The Uncanny Valley by Francesca Talenti was performed in October 2013 at Swain Hall, UNC, and again in July and October 2014 at The Brick Theater, New York. Both productions cast a real robot performer called RoboThespian™ (made by Engineered Arts in Cornwall, UK) amongst the play’s dramatis personae, the same model of robot that continues to perform at the Copernicus Science Centre in Warsaw in a number of short plays, which are based on work by such writers as Hans Christian Anderson and the Polish science fiction author, Stanislaw Lem.
Meanwhile, the theatre academic and philosopher David Z. Saltz has experimented with the performative potential of Robotis’s DARwin-OP robot by employing the five hundred year old theatre tradition of Commedia dell’Arte to devise a play, Commedia Robotica (December 2012).
In 2012, Free Theatre Christchurch, in collaboration with the HIT Lab NZ (University of Canterbury), performed I Sing the Body Electric, based on the Don Juan legend, and cast two NAO robots on stage in a play that foregrounds gender and its performance, as well as the insatiable human desire for advancing technology.
In the autumn of 2013, Calgary’s Swallow-a-Bicycle Theatre company performed their play, I-ROBOT Theatre, based on the poetry of Jason Christie (I-ROBOT Poetry).
Les Voyages Extraordinaire staged their wordless play, Robots, which was written and directed by Christian Denisart, at the Théâtre Barnabé in Switzerland in 2009. The play featured two human actors and three robots, including a humanoid robot whose grace and fluidity of movement in her upper body, produces some really uncanny effects.
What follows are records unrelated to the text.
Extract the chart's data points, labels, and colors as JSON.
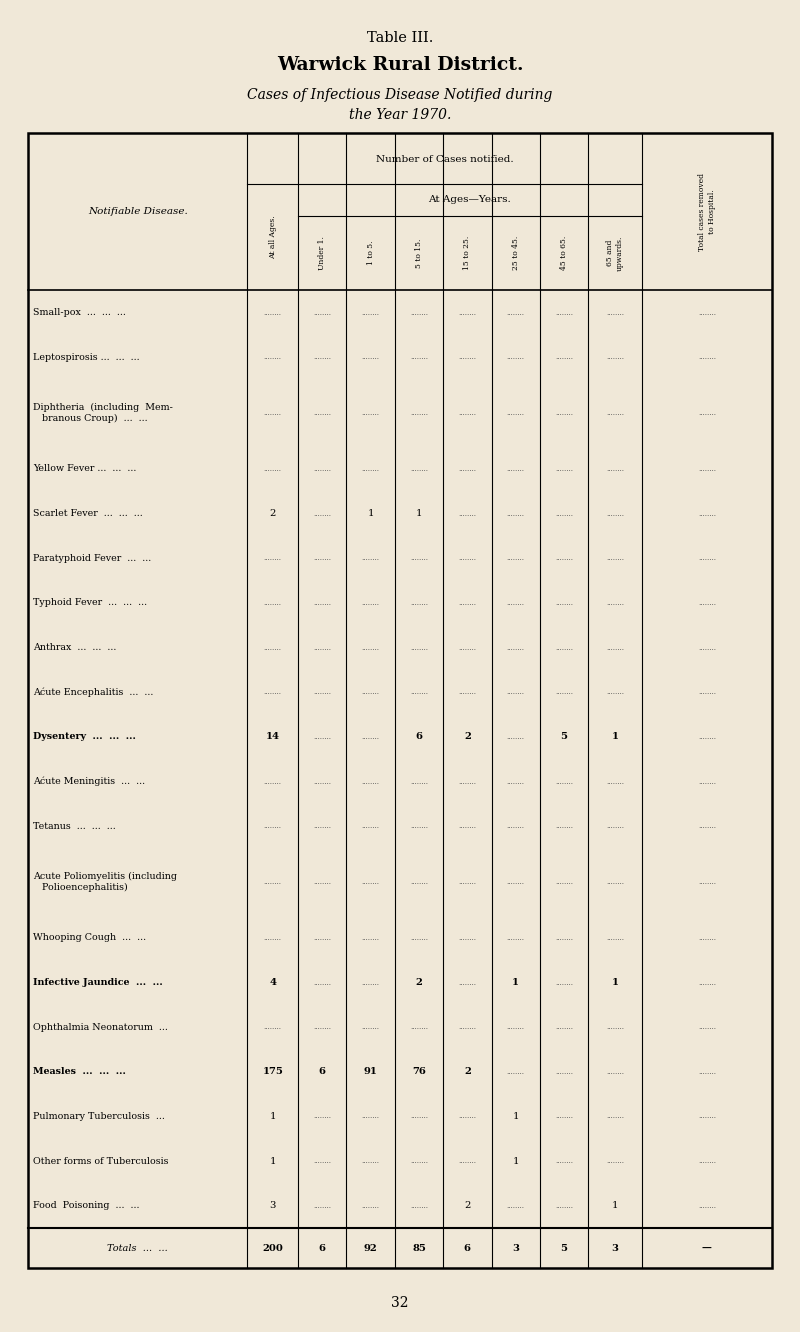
{
  "title1": "Table III.",
  "title2": "Warwick Rural District.",
  "title3": "Cases of Infectious Disease Notified during",
  "title4": "the Year 1970.",
  "bg_color": "#f0e8d8",
  "col_headers": [
    "At all Ages.",
    "Under 1.",
    "1 to 5.",
    "5 to 15.",
    "15 to 25.",
    "25 to 45.",
    "45 to 65.",
    "65 and\nupwards.",
    "Total cases removed\nto Hospital."
  ],
  "diseases": [
    "Small-pox  ...  ...  ...",
    "Leptospirosis ...  ...  ...",
    "Diphtheria  (including  Mem-\n   branous Croup)  ...  ...",
    "Yellow Fever ...  ...  ...",
    "Scarlet Fever  ...  ...  ...",
    "Paratyphoid Fever  ...  ...",
    "Typhoid Fever  ...  ...  ...",
    "Anthrax  ...  ...  ...",
    "Aćute Encephalitis  ...  ...",
    "Dysentery  ...  ...  ...",
    "Aćute Meningitis  ...  ...",
    "Tetanus  ...  ...  ...",
    "Acute Poliomyelitis (including\n   Polioencephalitis)",
    "Whooping Cough  ...  ...",
    "Infective Jaundice  ...  ...",
    "Ophthalmia Neonatorum  ...",
    "Measles  ...  ...  ...",
    "Pulmonary Tuberculosis  ...",
    "Other forms of Tuberculosis",
    "Food  Poisoning  ...  ..."
  ],
  "bold_rows": [
    9,
    14,
    16
  ],
  "data": [
    [
      "",
      "",
      "",
      "",
      "",
      "",
      "",
      "",
      ""
    ],
    [
      "",
      "",
      "",
      "",
      "",
      "",
      "",
      "",
      ""
    ],
    [
      "",
      "",
      "",
      "",
      "",
      "",
      "",
      "",
      ""
    ],
    [
      "",
      "",
      "",
      "",
      "",
      "",
      "",
      "",
      ""
    ],
    [
      "2",
      "",
      "1",
      "1",
      "",
      "",
      "",
      "",
      ""
    ],
    [
      "",
      "",
      "",
      "",
      "",
      "",
      "",
      "",
      ""
    ],
    [
      "",
      "",
      "",
      "",
      "",
      "",
      "",
      "",
      ""
    ],
    [
      "",
      "",
      "",
      "",
      "",
      "",
      "",
      "",
      ""
    ],
    [
      "",
      "",
      "",
      "",
      "",
      "",
      "",
      "",
      ""
    ],
    [
      "14",
      "",
      "",
      "6",
      "2",
      "",
      "5",
      "1",
      ""
    ],
    [
      "",
      "",
      "",
      "",
      "",
      "",
      "",
      "",
      ""
    ],
    [
      "",
      "",
      "",
      "",
      "",
      "",
      "",
      "",
      ""
    ],
    [
      "",
      "",
      "",
      "",
      "",
      "",
      "",
      "",
      ""
    ],
    [
      "",
      "",
      "",
      "",
      "",
      "",
      "",
      "",
      ""
    ],
    [
      "4",
      "",
      "",
      "2",
      "",
      "1",
      "",
      "1",
      ""
    ],
    [
      "",
      "",
      "",
      "",
      "",
      "",
      "",
      "",
      ""
    ],
    [
      "175",
      "6",
      "91",
      "76",
      "2",
      "",
      "",
      "",
      ""
    ],
    [
      "1",
      "",
      "",
      "",
      "",
      "1",
      "",
      "",
      ""
    ],
    [
      "1",
      "",
      "",
      "",
      "",
      "1",
      "",
      "",
      ""
    ],
    [
      "3",
      "",
      "",
      "",
      "2",
      "",
      "",
      "1",
      ""
    ]
  ],
  "totals": [
    "200",
    "6",
    "92",
    "85",
    "6",
    "3",
    "5",
    "3",
    "—"
  ]
}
There are many more plays featuring robot characters that are performed by human actors. My favourite is The Uncanny Valley (2013) by Superbolt Theatre Company. This play is a love story between a female robot and a human male. It continues to have revivals, most recently being performed to school children in Norway (January 2016).
In June and July 2015, My Square Lady was performed at the Komische Oper Berlin. Starring in this piece (which was inspired by the musical, My Fair Lady, and George Bernard Shaw’s play, Pygmalion), was Myon, an autonomous learning robot whose education to become more human and to understand theatre comprised the subjects of the performance.
Most remarkable of all about this surprising ‘opera’ by Gob Squad (in collaboration with the Komische Oper Berlin) is the fact that Myon’s performance was ‘his’ own. As far as I know, Myon is the first of his kind: an ‘improvising’, autonomous robot (as opposed to a mechanical puppet).